Dikisahkan seorang agen rahasia M16, Hattie Shaw (Vanessa Kirby), mencoba merebut sebuah kapsul berisi virus dari tangan Brixton (Idris Elba) - seorang supervillain yang raganya dimuati mesin mekanis otomatis menyerupai manusia cyborg (cybernetic organism) – yang berambisi menguasai jagad bumi untuk memusnahkan para manusia lemah.
 
Melalui berbagai rintangan dan perjuangan yang maha berat, Hattie akhirnya berhasil merebut kapsul virus tersebut, kemudian menyimpannya dengan cara menyuntikannya ke dalam tubuh.
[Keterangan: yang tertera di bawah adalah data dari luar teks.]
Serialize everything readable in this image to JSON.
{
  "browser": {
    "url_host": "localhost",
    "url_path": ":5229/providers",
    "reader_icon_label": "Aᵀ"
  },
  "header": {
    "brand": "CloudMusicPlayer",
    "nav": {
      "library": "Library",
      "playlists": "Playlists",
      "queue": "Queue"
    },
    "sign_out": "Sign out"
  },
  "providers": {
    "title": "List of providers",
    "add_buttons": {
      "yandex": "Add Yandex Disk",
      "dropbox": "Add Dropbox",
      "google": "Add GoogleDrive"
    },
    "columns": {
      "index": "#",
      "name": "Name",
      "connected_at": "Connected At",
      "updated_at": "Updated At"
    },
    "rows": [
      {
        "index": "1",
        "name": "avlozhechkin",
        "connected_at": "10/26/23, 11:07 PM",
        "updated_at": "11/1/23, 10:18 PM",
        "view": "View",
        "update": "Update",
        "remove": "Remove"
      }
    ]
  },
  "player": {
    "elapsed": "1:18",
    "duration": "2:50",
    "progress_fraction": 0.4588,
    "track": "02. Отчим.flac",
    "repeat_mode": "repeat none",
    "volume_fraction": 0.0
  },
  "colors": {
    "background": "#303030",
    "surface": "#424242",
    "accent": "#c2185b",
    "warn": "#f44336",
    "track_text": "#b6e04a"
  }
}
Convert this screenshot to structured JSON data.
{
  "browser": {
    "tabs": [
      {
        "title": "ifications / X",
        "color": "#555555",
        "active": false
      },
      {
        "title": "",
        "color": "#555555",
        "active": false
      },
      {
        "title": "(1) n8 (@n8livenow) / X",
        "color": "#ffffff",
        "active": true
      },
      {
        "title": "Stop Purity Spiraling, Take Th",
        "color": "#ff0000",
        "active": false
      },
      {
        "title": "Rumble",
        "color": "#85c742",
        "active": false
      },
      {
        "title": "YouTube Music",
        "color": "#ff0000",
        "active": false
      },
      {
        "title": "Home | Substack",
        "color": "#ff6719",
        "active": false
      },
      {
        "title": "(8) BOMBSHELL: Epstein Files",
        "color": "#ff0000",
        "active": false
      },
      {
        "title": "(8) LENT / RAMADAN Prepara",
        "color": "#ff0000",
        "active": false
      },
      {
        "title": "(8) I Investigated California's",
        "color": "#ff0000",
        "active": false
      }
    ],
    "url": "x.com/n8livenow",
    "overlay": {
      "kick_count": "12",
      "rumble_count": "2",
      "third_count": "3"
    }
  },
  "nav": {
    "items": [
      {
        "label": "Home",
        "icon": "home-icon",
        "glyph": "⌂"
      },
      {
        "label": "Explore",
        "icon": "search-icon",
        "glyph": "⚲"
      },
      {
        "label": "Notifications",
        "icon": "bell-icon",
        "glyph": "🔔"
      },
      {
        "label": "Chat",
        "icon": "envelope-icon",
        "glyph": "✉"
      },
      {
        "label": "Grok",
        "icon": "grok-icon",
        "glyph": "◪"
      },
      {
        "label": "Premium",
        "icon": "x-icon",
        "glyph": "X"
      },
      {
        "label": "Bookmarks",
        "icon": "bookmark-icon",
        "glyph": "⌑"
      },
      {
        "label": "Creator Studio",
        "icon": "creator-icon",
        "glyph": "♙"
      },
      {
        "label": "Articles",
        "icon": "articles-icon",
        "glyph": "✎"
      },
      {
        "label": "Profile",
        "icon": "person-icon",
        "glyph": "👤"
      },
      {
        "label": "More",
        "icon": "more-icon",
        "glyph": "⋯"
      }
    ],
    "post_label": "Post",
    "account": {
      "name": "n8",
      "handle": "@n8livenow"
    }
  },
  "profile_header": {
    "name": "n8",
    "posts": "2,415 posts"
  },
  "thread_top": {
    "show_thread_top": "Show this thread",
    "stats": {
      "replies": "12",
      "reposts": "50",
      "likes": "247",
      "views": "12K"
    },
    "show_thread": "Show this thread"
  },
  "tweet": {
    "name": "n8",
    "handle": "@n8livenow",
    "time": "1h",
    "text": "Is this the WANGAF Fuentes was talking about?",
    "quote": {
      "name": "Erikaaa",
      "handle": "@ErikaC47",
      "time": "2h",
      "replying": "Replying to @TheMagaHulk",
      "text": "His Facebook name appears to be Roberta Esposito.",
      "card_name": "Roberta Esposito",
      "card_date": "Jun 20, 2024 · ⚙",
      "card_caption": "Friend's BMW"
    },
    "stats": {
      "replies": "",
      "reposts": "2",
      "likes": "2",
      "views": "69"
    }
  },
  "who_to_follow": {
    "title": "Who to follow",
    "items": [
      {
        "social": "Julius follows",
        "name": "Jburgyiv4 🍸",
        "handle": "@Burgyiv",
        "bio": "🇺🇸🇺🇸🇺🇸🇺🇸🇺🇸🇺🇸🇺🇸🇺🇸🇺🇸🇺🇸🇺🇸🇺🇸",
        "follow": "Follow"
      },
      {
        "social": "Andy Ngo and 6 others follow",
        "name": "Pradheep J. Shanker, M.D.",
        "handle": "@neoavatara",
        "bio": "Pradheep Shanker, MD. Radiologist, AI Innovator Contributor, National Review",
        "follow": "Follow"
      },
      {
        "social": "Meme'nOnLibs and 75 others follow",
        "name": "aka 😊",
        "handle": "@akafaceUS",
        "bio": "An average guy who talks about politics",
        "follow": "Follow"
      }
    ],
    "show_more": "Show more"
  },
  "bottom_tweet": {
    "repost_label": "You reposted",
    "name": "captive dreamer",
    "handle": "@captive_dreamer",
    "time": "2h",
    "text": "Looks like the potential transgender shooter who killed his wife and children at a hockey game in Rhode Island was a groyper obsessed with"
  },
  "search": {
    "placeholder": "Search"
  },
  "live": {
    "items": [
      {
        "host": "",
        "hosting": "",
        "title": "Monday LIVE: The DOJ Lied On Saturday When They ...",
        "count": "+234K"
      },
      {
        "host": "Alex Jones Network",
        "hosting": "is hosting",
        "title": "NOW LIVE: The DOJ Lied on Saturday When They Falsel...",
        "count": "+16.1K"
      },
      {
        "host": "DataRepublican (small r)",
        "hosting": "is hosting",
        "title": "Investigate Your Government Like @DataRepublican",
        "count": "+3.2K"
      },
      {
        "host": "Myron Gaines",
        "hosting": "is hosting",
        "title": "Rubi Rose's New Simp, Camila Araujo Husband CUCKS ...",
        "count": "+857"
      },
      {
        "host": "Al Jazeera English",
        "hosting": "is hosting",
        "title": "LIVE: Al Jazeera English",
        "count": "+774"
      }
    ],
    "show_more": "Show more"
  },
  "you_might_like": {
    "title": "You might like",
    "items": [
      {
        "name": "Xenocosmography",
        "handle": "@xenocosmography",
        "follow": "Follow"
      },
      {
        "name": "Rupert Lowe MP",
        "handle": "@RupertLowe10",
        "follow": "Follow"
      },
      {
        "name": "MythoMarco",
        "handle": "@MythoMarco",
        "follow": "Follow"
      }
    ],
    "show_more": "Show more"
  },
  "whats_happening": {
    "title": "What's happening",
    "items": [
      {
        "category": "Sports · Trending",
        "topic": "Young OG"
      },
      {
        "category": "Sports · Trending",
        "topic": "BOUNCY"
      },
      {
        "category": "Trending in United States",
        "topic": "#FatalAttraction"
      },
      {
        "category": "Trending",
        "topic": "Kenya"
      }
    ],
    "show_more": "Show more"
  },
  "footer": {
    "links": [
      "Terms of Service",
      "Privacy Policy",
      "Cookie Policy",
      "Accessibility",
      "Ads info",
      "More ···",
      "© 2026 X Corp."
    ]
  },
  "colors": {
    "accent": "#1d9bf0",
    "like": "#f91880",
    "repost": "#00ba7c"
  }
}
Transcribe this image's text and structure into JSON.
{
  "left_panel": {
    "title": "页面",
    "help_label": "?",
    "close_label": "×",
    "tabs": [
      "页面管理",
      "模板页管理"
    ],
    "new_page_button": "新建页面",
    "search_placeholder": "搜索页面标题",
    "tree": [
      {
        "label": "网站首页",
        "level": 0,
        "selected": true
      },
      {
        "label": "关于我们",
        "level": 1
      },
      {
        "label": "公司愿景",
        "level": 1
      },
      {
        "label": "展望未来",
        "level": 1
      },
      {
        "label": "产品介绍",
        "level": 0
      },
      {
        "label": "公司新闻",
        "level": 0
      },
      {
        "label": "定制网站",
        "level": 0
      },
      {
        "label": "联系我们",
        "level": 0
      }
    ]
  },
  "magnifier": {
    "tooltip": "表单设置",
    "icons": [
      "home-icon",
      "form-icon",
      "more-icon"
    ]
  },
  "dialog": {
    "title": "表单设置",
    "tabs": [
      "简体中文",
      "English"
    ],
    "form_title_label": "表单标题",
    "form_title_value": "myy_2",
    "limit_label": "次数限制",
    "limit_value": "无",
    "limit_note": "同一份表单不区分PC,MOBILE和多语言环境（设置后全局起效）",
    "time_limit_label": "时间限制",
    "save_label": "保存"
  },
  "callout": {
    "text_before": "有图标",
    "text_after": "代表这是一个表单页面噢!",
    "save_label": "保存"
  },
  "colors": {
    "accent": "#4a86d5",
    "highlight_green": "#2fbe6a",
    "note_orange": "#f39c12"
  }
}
Sementara Hobbs dan Shaw ditugasi untuk mencegah dan melindungi agen Hattie dari kejaran dan serangan Brixton dan anteknya.
 
Namun, sebelum Hobbs dan Shaw menjalankan misinya, keduanya kerap terjadi perselisihan dan saling tidak mau mengalah. Ini yang justru menimbulkan kelucuan. Bahkan, dalam beberapa dialognya, menariknya film ini kadang menyelipkan quotes dari Friedrich Nietzsche (Filsuf asal Jerman), dan juga quotes dari Bruce Lee (Sang Raja Kung Fu), yang terkenal dengan pernyataan metafora dan filosofisnya.
 
Jika pernah menonton Furious 7 dan F8, tentu kisah Hobbs dan Shaw akan mudah dipahami. Mengingat dalam kedua film tersebut, mereka sudah saling kenal dan bertemu. Duet ini memang sudah diplot untuk dibuatkan film khususnya (spin-off) sebagai franchise dari film The Fast and the Furious.
 
Film berdurasi 137 menit yang disutradarai David Leitch dan screenplay ditulis oleh Chris Morgan ini, ternyata sejak awal telah dipenuhi adegan adu jatos, balap mobil dan motor, plus baku tembak dari senjata canggih model milenial.
 
Detailnya, mencermati film HS secara kemasan dan kontennya memang cenderung bernuansa milenial atau hi-tech. Baik itu dari sisi sang manusia cyborg sebagai supervillain, sepeda motor super canggih, senjata otomatis, wardrobe, maupun kapsul virus yang sangat mematikan manusia.
 
Mungkin, kita bisa sepakat. Film HS seolah menjadi sebuah film yang memilki entitas futuristik dan science fiction, yang ternyata sangat berbeda dengan film induknya yang telah melahirkan sequel. Namun, usah khawatir, nyatanya entitas tersebut mampu bersinergi dengan beragam adegan kelahi menakjubkan bergaya martial art-nya, action spektakulernya, pun perkelahian kolosalnya. Sungguh puas.